Without barbell codes, sticking with the surface code at current noise levels, you need 200 times more qubits than Blue Jay, which translates to seven or eight doublings. That pushes the timeline to 2048–2057, if it happens at all. The difference between those two scenarios is a full generation of cryptographic planning.

Why You Should Be Skeptical

IQM’s barbell codes are simulated results, not experimental demonstrations. Nobody has built a barbell-code logical qubit and tested it against thermal noise, cosmic rays, or crosstalk in a cryostat running at 15 millikelvin.
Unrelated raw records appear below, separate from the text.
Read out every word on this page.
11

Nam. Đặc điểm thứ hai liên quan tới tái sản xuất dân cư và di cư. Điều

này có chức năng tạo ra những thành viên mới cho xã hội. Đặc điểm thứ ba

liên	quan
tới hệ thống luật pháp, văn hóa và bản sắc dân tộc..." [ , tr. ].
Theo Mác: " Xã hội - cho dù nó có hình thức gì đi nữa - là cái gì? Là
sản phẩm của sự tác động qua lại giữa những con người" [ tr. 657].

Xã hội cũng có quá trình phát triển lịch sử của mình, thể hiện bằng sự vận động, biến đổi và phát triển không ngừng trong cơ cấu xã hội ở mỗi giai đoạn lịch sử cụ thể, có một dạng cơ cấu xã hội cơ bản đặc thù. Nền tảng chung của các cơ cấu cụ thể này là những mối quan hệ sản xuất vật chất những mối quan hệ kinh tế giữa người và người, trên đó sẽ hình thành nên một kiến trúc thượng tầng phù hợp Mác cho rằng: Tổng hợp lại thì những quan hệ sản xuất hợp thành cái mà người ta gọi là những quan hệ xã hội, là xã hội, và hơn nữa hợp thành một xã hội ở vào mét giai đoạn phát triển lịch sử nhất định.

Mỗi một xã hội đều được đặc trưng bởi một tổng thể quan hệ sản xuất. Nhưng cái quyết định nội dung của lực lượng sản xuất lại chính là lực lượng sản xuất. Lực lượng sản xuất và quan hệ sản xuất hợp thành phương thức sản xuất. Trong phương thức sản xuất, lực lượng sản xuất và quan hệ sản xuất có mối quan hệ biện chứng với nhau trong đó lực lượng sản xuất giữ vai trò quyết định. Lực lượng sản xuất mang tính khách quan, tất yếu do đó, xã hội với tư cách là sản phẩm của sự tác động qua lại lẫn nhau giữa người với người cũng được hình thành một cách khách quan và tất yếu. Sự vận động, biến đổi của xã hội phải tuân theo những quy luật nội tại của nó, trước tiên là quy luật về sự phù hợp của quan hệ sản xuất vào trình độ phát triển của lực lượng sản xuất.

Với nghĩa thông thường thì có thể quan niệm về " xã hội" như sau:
Those 1,000x and 8x improvement figures are “up to” numbers, best-case instances of a specific code family running on a bespoke processor topology called Constellation, with 12-qubit connectivity that no other company uses, since Google’s Willow runs a 4-connectivity square grid and IBM’s processors use 3-connectivity heavy-hex. Barbell codes are designed for hardware that does not yet exist at the distances needed for the claims to matter, and the codes may not port to architectures anyone else is building.
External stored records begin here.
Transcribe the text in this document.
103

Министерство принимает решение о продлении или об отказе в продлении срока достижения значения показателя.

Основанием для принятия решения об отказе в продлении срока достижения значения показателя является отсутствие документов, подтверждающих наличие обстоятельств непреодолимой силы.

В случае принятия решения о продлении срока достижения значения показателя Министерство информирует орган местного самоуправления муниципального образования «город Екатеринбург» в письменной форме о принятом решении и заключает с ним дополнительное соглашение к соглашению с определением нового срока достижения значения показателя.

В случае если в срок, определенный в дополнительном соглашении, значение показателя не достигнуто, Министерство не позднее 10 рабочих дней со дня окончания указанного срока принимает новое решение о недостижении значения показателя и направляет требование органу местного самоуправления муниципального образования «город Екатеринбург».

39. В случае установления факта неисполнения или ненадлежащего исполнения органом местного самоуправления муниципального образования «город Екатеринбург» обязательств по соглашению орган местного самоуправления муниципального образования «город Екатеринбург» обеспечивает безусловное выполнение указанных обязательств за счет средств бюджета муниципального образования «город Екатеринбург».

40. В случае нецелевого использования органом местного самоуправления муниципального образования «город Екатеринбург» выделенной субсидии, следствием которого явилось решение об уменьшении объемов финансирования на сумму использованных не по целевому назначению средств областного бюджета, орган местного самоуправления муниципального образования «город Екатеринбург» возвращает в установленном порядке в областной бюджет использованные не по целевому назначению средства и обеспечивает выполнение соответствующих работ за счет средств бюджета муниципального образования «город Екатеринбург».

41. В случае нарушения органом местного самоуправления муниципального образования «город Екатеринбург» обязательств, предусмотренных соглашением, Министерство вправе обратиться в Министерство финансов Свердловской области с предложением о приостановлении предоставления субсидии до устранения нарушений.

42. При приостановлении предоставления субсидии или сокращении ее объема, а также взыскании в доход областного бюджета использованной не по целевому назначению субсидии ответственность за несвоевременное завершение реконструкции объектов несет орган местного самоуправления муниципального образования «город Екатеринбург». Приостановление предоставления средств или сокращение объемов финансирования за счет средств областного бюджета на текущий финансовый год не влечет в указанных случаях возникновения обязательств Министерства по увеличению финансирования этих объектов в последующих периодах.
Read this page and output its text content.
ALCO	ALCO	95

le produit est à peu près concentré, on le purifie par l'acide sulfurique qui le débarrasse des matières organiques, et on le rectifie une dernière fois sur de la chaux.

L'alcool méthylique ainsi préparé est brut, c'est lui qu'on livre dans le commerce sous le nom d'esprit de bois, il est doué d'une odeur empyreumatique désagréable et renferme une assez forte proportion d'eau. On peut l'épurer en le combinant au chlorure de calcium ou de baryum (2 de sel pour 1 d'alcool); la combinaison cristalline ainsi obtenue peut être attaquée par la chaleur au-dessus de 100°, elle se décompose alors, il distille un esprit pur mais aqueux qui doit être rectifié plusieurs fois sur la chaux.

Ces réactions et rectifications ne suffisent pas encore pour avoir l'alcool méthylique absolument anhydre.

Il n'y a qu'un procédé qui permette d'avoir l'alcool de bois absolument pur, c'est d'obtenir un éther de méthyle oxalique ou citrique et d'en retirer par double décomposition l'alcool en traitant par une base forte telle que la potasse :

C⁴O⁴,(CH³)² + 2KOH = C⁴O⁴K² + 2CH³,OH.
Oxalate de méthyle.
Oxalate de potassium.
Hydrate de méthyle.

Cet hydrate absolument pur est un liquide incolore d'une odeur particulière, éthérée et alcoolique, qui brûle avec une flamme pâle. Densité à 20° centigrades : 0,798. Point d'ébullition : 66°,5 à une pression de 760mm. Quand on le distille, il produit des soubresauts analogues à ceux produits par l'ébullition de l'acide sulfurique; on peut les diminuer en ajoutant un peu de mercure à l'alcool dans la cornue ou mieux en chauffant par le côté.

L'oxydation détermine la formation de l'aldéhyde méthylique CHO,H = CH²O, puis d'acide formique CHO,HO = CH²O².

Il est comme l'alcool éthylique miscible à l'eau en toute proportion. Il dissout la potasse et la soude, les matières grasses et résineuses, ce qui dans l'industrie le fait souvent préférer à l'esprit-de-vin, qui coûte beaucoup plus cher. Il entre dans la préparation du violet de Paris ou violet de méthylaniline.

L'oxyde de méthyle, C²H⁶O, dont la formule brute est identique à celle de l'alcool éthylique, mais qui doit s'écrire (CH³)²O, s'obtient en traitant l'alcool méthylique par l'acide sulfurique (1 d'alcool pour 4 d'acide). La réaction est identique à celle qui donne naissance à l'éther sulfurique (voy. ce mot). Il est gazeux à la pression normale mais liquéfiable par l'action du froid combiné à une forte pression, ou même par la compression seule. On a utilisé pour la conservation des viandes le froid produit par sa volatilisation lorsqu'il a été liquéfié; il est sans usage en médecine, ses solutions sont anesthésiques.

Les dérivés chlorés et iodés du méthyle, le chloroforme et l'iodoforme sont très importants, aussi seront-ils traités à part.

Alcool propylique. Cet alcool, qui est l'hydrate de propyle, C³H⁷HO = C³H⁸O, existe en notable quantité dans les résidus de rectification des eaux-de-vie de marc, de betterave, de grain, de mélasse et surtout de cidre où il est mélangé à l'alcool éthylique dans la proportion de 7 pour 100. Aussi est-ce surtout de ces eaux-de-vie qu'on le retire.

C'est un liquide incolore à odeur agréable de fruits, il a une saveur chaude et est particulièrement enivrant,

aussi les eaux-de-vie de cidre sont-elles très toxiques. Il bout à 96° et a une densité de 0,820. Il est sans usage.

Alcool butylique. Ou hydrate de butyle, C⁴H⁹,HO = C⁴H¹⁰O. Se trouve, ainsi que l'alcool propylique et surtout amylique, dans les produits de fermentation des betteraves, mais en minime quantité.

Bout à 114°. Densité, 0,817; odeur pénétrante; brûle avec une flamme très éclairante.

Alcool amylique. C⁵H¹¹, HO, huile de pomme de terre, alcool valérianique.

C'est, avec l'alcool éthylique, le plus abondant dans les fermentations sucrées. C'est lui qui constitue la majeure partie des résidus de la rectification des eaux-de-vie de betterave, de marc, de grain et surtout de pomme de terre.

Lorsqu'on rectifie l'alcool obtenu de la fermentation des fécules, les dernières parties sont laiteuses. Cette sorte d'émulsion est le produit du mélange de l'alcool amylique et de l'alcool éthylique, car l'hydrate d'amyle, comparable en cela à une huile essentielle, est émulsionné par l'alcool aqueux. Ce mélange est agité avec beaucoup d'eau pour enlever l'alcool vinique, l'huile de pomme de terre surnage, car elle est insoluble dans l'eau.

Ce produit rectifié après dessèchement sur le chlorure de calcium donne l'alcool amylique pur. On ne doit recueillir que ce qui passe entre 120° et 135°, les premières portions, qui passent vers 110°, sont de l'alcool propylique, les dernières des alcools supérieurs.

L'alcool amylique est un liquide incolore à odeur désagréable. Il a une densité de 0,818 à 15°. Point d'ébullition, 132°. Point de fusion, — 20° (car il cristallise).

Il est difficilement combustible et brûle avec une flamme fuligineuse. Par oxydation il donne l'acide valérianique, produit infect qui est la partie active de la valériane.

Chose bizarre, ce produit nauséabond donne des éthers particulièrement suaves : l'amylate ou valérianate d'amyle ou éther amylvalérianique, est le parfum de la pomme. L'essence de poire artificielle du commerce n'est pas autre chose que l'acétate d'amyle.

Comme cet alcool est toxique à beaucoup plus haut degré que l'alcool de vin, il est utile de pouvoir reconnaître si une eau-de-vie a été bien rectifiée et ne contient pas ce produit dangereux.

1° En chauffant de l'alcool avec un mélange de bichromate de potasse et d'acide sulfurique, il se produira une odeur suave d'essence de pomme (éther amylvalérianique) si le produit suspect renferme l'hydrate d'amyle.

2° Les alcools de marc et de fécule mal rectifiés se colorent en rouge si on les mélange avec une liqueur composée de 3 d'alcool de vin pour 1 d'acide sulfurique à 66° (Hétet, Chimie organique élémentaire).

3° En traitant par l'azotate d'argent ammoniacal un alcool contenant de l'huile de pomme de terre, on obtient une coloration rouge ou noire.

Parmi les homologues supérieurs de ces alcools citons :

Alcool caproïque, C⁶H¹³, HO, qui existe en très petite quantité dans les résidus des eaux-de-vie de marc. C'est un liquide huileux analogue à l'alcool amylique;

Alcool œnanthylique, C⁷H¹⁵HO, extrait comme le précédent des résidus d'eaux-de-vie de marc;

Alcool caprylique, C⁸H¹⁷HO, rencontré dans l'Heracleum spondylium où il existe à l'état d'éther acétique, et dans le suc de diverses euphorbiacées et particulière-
IQM is also going public through a SPAC merger with Real Asset Acquisition Corp. (Nasdaq: RAAQ), which means the company is preparing to sell shares to public investors at the same time it is publishing performance claims that, if validated, would represent one of the most consequential advances in quantum computing this decade. That does not make the paper wrong. But it makes the timing conspicuous and the “up to” framing worth scrutinizing with extra care.
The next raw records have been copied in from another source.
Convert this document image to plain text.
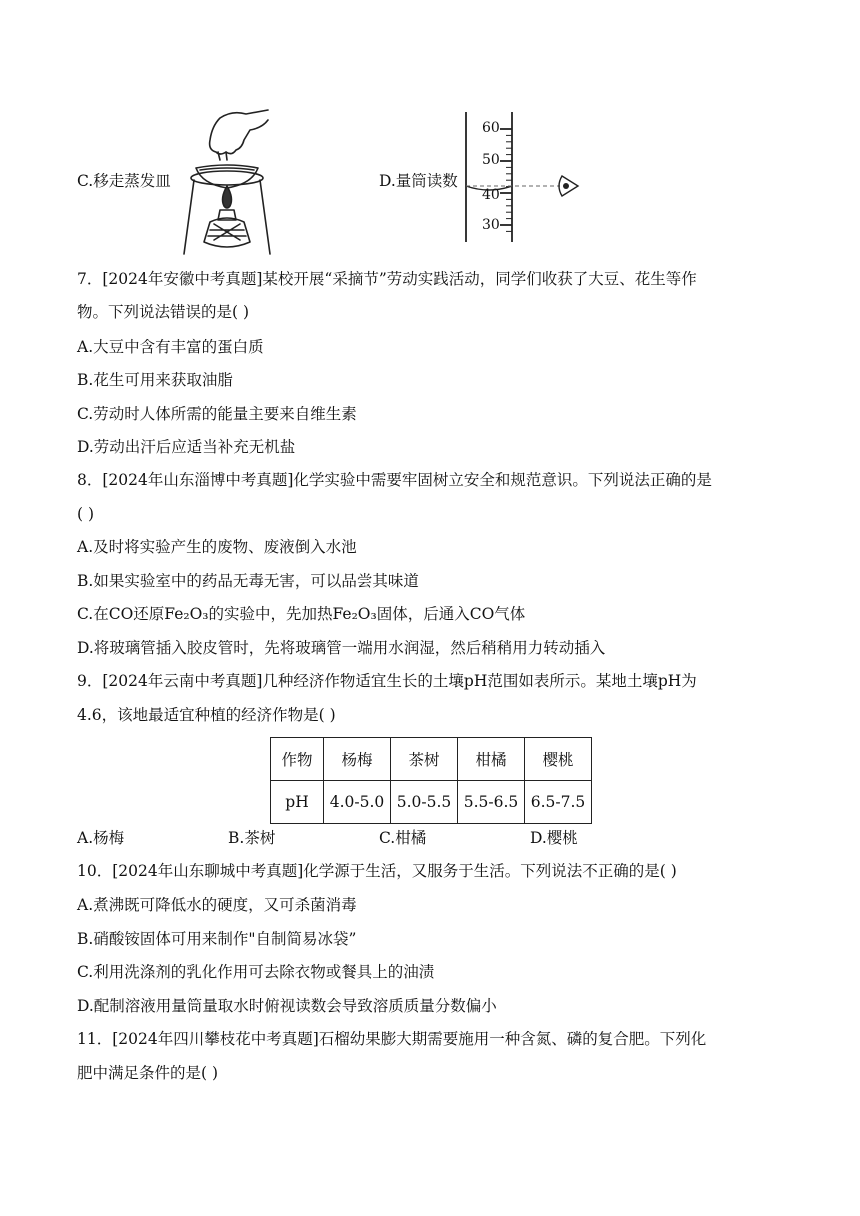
C.移走蒸发皿	D.量筒读数
60
50
40
30
7．[2024年安徽中考真题]某校开展“采摘节”劳动实践活动，同学们收获了大豆、花生等作
物。下列说法错误的是( )
A.大豆中含有丰富的蛋白质
B.花生可用来获取油脂
C.劳动时人体所需的能量主要来自维生素
D.劳动出汗后应适当补充无机盐
8．[2024年山东淄博中考真题]化学实验中需要牢固树立安全和规范意识。下列说法正确的是
( )
A.及时将实验产生的废物、废液倒入水池
B.如果实验室中的药品无毒无害，可以品尝其味道
C.在CO还原Fe₂O₃的实验中，先加热Fe₂O₃固体，后通入CO气体
D.将玻璃管插入胶皮管时，先将玻璃管一端用水润湿，然后稍稍用力转动插入
9．[2024年云南中考真题]几种经济作物适宜生长的土壤pH范围如表所示。某地土壤pH为
4.6，该地最适宜种植的经济作物是( )
作物	杨梅	茶树	柑橘	樱桃
pH	4.0-5.0	5.0-5.5	5.5-6.5	6.5-7.5
A.杨梅	B.茶树	C.柑橘	D.樱桃
10．[2024年山东聊城中考真题]化学源于生活，又服务于生活。下列说法不正确的是( )
A.煮沸既可降低水的硬度，又可杀菌消毒
B.硝酸铵固体可用来制作"自制简易冰袋”
C.利用洗涤剂的乳化作用可去除衣物或餐具上的油渍
D.配制溶液用量筒量取水时俯视读数会导致溶质质量分数偏小
11．[2024年四川攀枝花中考真题]石榴幼果膨大期需要施用一种含氮、磷的复合肥。下列化
肥中满足条件的是( )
The competitive landscape makes the outcome less certain than any single paper implies. IBM’s bivariate bicycle codes, published in Nature in 2024, also target massive overhead reduction through LDPC techniques. Microsoft is pursuing topological qubits through its Majorana program. A separate team using reconfigurable atomic qubits recently estimated RSA-2048 could be factored with as few as 102,000 qubits. Barbell codes are a strong contender in a crowded field, not a guaranteed winner.

What We Do Not Know

This analysis assumes 10&supmin;⁴ physical error rates, 10 times better than today’s best superconducting platforms. If hardware stalls at 5×10&supmin;⁴, barbell code performance degrades, and the paper provides no data for intermediate noise levels. The routing overhead factor used here (2–3x) comes from surface-code architectural studies; barbell codes may differ depending on their gate-operation topology, which the paper addresses only for multi-Pauli measurements, not arbitrary logical gates. Independent replication outside IQM has not been published. And the Gidney/Ekerå estimate itself assumes algorithmic optimizations that have not been experimentally validated at scale.

The Bottom Line

For thirty years, the quantum threat to encryption has lived in the realm of “eventually.” The canonical estimates said “20 million qubits” in a tone that meant “relax.” IQM’s barbell codes do not break encryption, and they do not even exist in hardware yet. But the math they introduce — constant overhead per logical qubit, regardless of code distance — compresses the resource gap by 35–55x when combined with plausible near-term hardware improvements, which is enough to pull the most credible threat timeline forward from the mid-2050s, when most cryptographic planners assumed they could safely ignore the problem, into the late 2030s, when many of today’s TLS certificates and VPN tunnels will still be in active service.

If you manage cryptographic infrastructure for an enterprise, a bank, or a government agency, the planning horizon for post-quantum migration just shortened. NIST finalized its first three post-quantum encryption standards in August 2024 (ML-KEM, ML-DSA, SLH-DSA), and most organizations have barely started migrating. Barbell-code math suggests the buffer may be a decade thinner than assumed. Audit your TLS certificate chains. Inventory every system that still depends on RSA or ECDSA. Begin your migration plan now. Not because 30 qubits broke RSA, but because 30 qubits rewrote the math on when someone else will.